As far as I can tell these young people (certainly the ones I work with) want the same things as other neurotypical young people want. So one myth I want to bust this LD Week is that young people with a learning disability and/or Autism can’t have the same choice as other young people!
So what do they want?
- Freedom to explore who they want to live with and where
- Greater levels of independence over their life choices
- Exploring careers and employment opportunities
- Socialising a lot with friends and family
- To travel
- To try new experiences and new activities
- To develop intimate relationships
- To find their purpose in the world around them
In my role as Head of Growth and Service Development for Look Ahead, it is key to us that we consider all of the wants and needs of the young people we are supporting. Yes, it is true that often this will include ensuring that we have the correct support in place to manage trauma, to manage behaviours of distress and to ensure that basic daily living tasks are considered; we have a great reputation for doing so. However, we understand that great support is about supporting great lives.

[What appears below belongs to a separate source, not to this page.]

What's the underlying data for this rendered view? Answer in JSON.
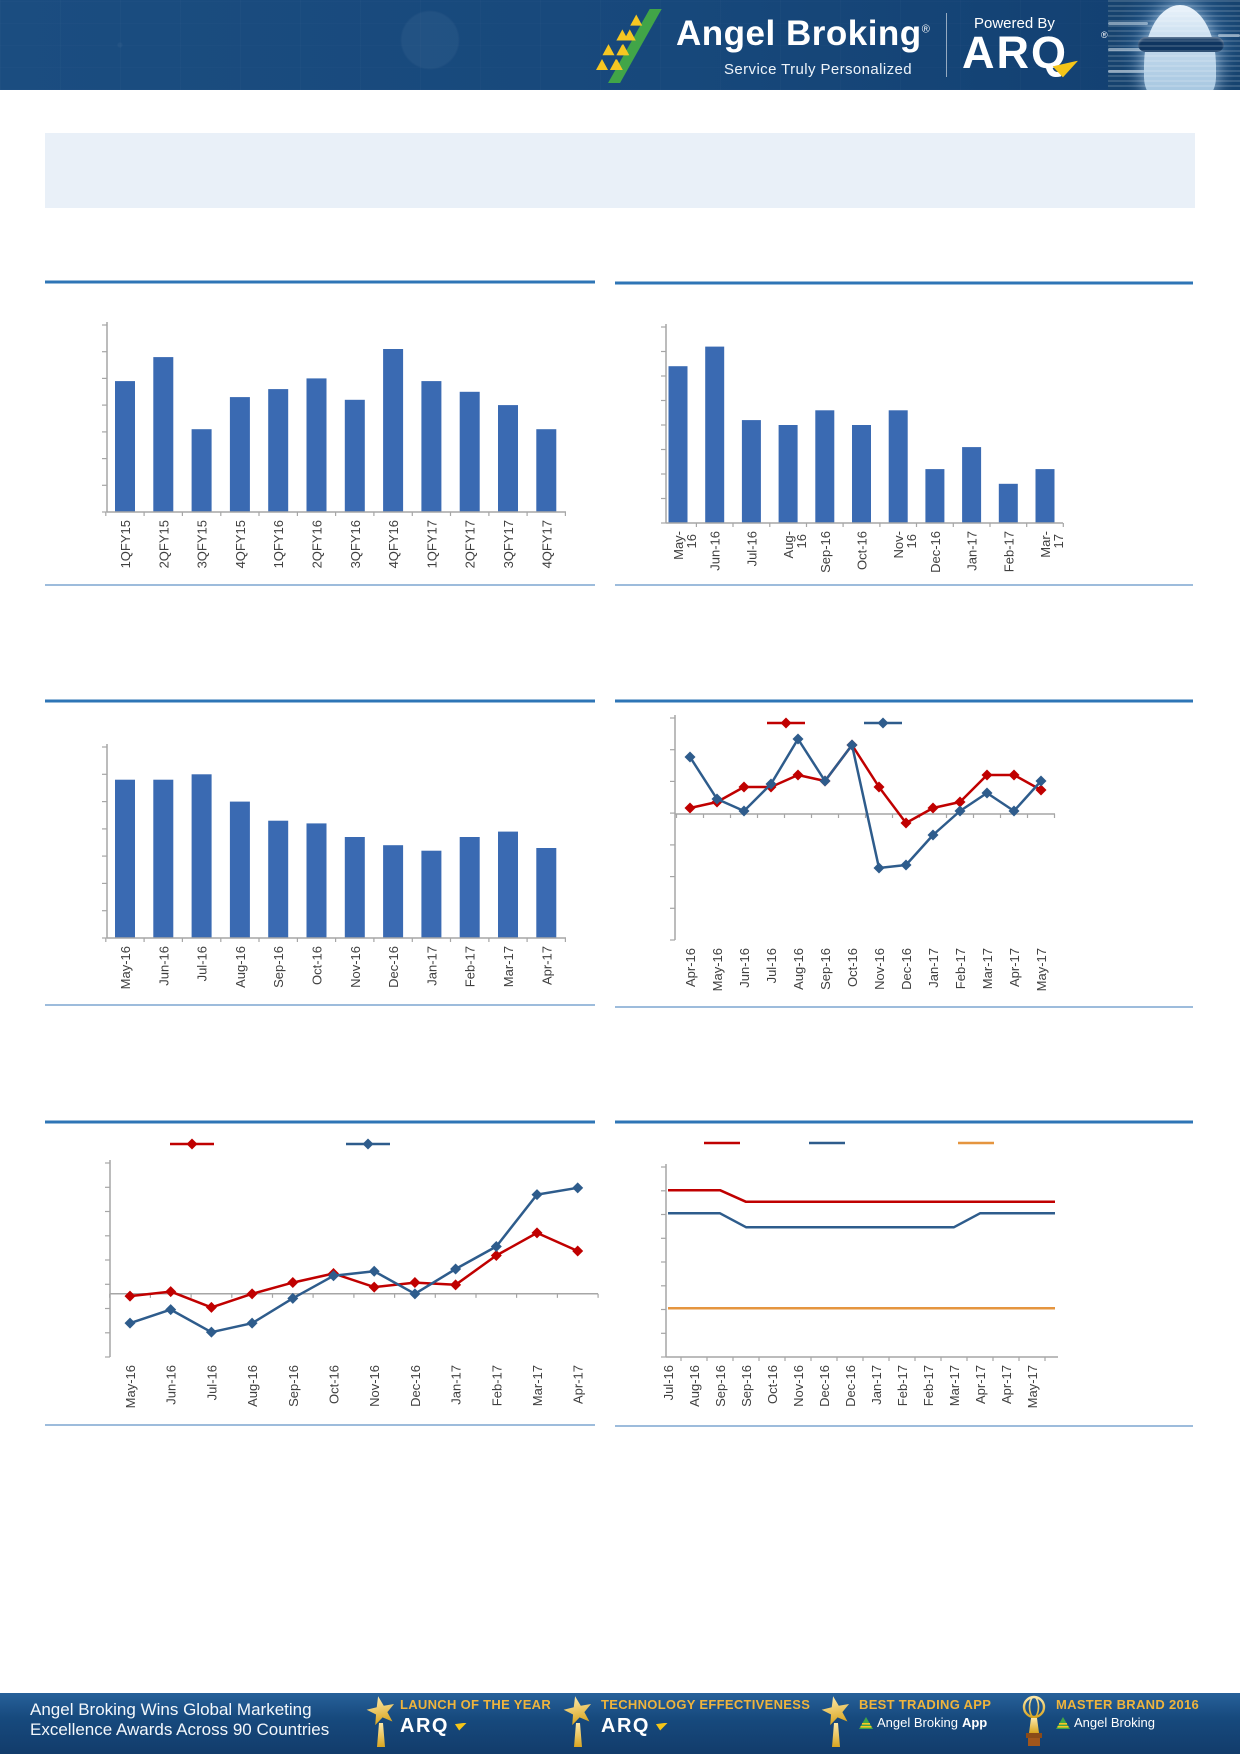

This means that we consider everything. One of the biggest challenges can be housing, and the question of where you want to live, and with whom?
At Look Ahead we are fortunate in that we can develop homes in many different ways depending on the circumstances. We can purchase homes and lease them to individuals sometimes utilising grant funding from Homes England, or we can support individuals to buy their own homes through ‘My Safe Home’.
We are also a housing association, so we are able to ensure safe tenancies and provide homes for life.
We encourage young people to choose who they live with as well. I know when I was 18, I wanted to be with my friends. Young people with a learning disability/and or Autism should be free to choose this option too if they so wish.